Im Vergleich zu den Bäckereien ist die Situation in handwerklichen Fleischer-Fachgeschäften ein wenig anders. Außer frischen Hackfleischprodukten, die nur am Tag ihrer Herstellung verkauft werden, bleiben Fleischerzeugnisse, also Würste und Schinken, mehrere Tage frisch. "Zudem haben sie zum Teil sehr unterschiedlich lange Haltbarkeiten", erklärt Gero Jetzsch, Sprecher des Deutschen Fleischer-Verbands. Die meisten Brühwürste, also klassischer Aufschnitt, Fleischwurst oder Bockwürstchen, würden mehrfach pro Woche produziert werden und können ohne Qualitätsverlust mehrere Tage lang angeboten werden. Rohschinken oder Dauerwürste seien sogar oft monatelang haltbar. Gute Verpackung, Kühlung und sachgemäße Lagerung halten Wurst zudem zusätzlich frisch.

"Die insgesamt längere Haltbarkeit der Produkte macht es dem Fleischer leichter als dem Bäcker, seine Produktionsmengen bedarfsgemäß zu planen", sagt Jentzsch. Die rechtlichen und steuerliche Regelungen gelten bei den zwar etwas unwahrscheinlicheren Lebensmittelspenden der Fleischer dennoch auch für sie – und sie machen eine Spende an die Tafeln oder für andere soziale Zwecke möglich.

Handwerksbetriebe dürfen steuerfrei Lebensmittel spenden

Wenn ein Handwerksbetrieb übriggebliebene und noch haltbare Lebensmittel wie Brot, Kuchen, Wurst oder Fleisch an die Organisationen der Tafel spendet, muss er dafür keine Umsatzsteuer bezahlen. Bei Betriebsprüfungen des Finanzamts sind solche Lebensmittelspenden dennoch häufig ein Thema.

Steuerlich sind für das Finanzamt Spenden aus dem Betriebsvermögen eines Handwerkers insbesondere umsatzsteuerlich interessant. Bei Sachspenden – und dazu gehören nun mal auch Lebensmittelspenden – gilt umsatzsteuerlich Folgendes:

  • Bei Sachspenden handelt es sich um umsatzsteuerpflichtige Entnahmen.
  • Bemessungsgrundlage für die Umsatzsteuer sind die Wiederbeschaffungskosten der Sachspenden, also die Kosten, die der Unternehmer beim Verkauf noch hätte erzielen können.

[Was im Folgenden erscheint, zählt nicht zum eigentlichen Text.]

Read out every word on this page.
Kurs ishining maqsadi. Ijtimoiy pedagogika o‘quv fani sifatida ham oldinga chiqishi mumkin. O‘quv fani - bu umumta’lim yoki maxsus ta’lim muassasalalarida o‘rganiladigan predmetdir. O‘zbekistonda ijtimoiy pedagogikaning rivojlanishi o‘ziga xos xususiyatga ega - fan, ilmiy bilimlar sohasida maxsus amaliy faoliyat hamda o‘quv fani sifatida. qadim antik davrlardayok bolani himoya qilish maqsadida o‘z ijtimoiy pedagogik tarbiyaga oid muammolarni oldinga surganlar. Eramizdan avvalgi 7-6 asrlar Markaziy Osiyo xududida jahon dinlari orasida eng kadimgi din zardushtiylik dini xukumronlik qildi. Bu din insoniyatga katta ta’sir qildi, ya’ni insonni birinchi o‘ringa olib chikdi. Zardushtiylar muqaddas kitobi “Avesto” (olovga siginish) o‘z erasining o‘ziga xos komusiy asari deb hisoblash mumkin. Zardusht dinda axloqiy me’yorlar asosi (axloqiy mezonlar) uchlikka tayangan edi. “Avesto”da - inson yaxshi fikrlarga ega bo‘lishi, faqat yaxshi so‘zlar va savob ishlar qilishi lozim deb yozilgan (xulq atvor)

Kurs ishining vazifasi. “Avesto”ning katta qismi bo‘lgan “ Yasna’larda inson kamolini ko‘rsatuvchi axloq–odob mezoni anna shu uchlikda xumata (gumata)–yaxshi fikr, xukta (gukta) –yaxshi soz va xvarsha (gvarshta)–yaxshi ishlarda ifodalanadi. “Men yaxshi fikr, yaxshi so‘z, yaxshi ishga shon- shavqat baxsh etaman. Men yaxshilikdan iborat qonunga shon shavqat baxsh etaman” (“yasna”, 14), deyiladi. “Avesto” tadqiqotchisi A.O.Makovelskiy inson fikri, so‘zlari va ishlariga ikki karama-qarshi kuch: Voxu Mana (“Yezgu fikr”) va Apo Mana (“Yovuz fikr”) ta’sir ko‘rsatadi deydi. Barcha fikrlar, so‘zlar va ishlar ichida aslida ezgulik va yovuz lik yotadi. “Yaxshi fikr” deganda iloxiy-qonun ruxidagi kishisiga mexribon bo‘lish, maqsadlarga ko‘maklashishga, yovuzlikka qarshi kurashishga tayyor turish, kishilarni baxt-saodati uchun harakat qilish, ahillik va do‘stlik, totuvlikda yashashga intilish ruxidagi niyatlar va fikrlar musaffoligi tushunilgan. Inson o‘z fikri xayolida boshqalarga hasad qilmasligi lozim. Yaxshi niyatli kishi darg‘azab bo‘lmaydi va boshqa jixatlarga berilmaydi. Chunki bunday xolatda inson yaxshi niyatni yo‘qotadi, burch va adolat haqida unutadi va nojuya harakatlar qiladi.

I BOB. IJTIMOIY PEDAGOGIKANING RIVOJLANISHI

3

Ausnahme bei Lebensmittelspenden an Tafeln

Doch was selbst viele Finanzbeamte nicht wissen: Spendet ein Unternehmer Lebensmittel an eine Tafel, fällt für diese Lieferung keine Umsatzsteuer an, wenn die Lebensmittel kurz vor dem Mindesthaltbarkeitsdatum stehen oder Frischwaren wie Obst und Gemüse nicht mehr verkäuflich sind. Denn dann wird der fiktive Preis, der noch erzielt werden könnte, mit null Euro bewertet (OFD Niedersachsen, Verfügung v. 9.2.2016, Az. S 2223 – 324 – St 2455 7100 – 674).

Praxis-Tipp: Diese Sonderregelung gilt ausdrücklich nur bei Lebensmittespenden an Tafeln, müsste aber auch bei Spenden an andere gemeinnützige Organisationen gelten, die die Lebensmittel an Bedürftige weitergeben.

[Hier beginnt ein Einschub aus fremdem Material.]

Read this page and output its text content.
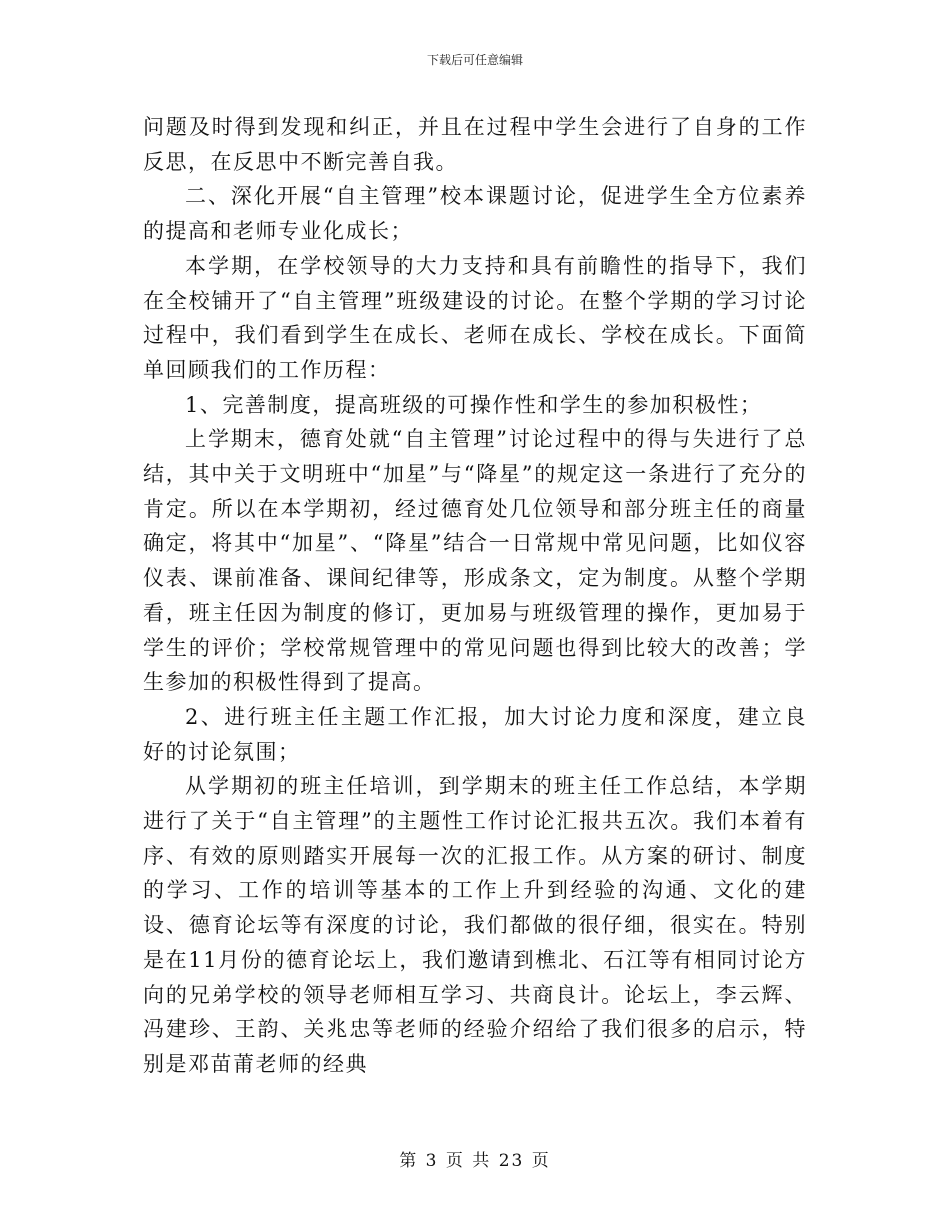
下载后可任意编辑

问题及时得到发现和纠正，并且在过程中学生会进行了自身的工作反思，在反思中不断完善自我。

二、深化开展“自主管理”校本课题讨论，促进学生全方位素养的提高和老师专业化成长；

本学期，在学校领导的大力支持和具有前瞻性的指导下，我们在全校铺开了“自主管理”班级建设的讨论。在整个学期的学习讨论过程中，我们看到学生在成长、老师在成长、学校在成长。下面简单回顾我们的工作历程：

1、完善制度，提高班级的可操作性和学生的参加积极性；

上学期末，德育处就“自主管理”讨论过程中的得与失进行了总结，其中关于文明班中“加星”与“降星”的规定这一条进行了充分的肯定。所以在本学期初，经过德育处几位领导和部分班主任的商量确定，将其中“加星”、“降星”结合一日常规中常见问题，比如仪容仪表、课前准备、课间纪律等，形成条文，定为制度。从整个学期看，班主任因为制度的修订，更加易与班级管理的操作，更加易于学生的评价；学校常规管理中的常见问题也得到比较大的改善；学生参加的积极性得到了提高。

2、进行班主任主题工作汇报，加大讨论力度和深度，建立良好的讨论氛围；

从学期初的班主任培训，到学期末的班主任工作总结，本学期进行了关于“自主管理”的主题性工作讨论汇报共五次。我们本着有序、有效的原则踏实开展每一次的汇报工作。从方案的研讨、制度的学习、工作的培训等基本的工作上升到经验的沟通、文化的建设、德育论坛等有深度的讨论，我们都做的很仔细，很实在。特别是在11月份的德育论坛上，我们邀请到樵北、石江等有相同讨论方向的兄弟学校的领导老师相互学习、共商良计。论坛上，李云辉、冯建珍、王韵、关兆忠等老师的经验介绍给了我们很多的启示，特别是邓苗莆老师的经典

第 3 页 共 23 页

Lebensmittelspenden zu Festivitäten

Da die Sonderregelung zur Umsatzsteuerfreiheit von Lebensmittelspenden nur für Tafeln und dieser gleichstehende Organisationen gilt, dürften Lebensmittelspenden zu Straßenfesten, zu Festen in Kindergärten oder zu Werbezwecken umsatzsteuerlich nicht begünstigt sein. Denn Lebensmittel haben auch kurz vor Ablauf des Haltbarkeitsdatums sehr wohl noch einen Wiederverkaufswert, wie Aktionen "Gutes von gestern zum halben Preis" oder Verkäufe über bestimmte Internetplattformen verdeutlichen.

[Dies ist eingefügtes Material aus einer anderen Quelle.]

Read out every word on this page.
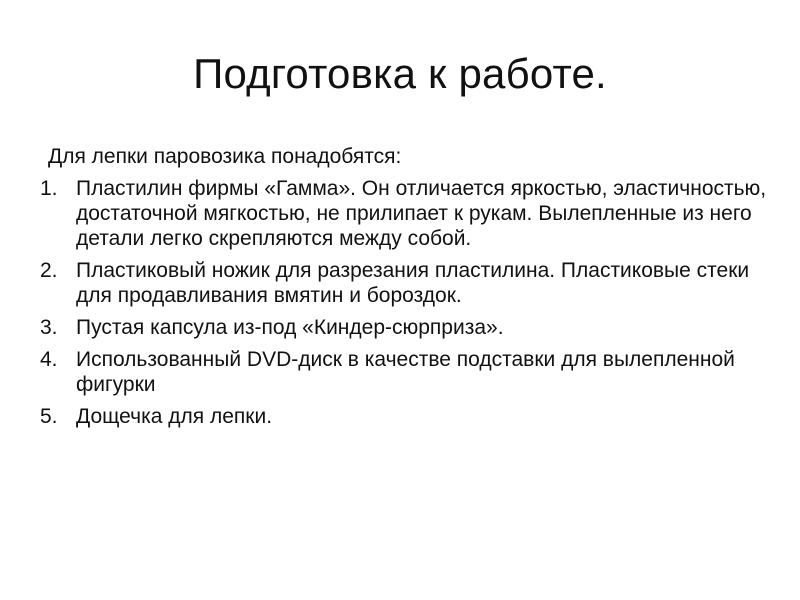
Подготовка к работе.

Для лепки паровозика понадобятся:

1. Пластилин фирмы «Гамма». Он отличается яркостью, эластичностью, достаточной мягкостью, не прилипает к рукам. Вылепленные из него детали легко скрепляются между собой.
2. Пластиковый ножик для разрезания пластилина. Пластиковые стеки для продавливания вмятин и бороздок.
3. Пустая капсула из-под «Киндер-сюрприза».
4. Использованный DVD-диск в качестве подставки для вылепленной фигурки
5. Дощечка для лепки.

Praxis-Tipp: Spenden Sie also Lebensmittel nicht an die Tafel oder an eine vergleichbare Organisation und die Lebensmittel haben Ihres Erachtens einen Wert von null, müssen Sie und Ihr Steuerberater sehr detaillierte Aufzeichnungen und gegebenenfalls Fotos der Ware bei den steuerlichen Geschäftsunterlagen zum Nachweis aufbewahren.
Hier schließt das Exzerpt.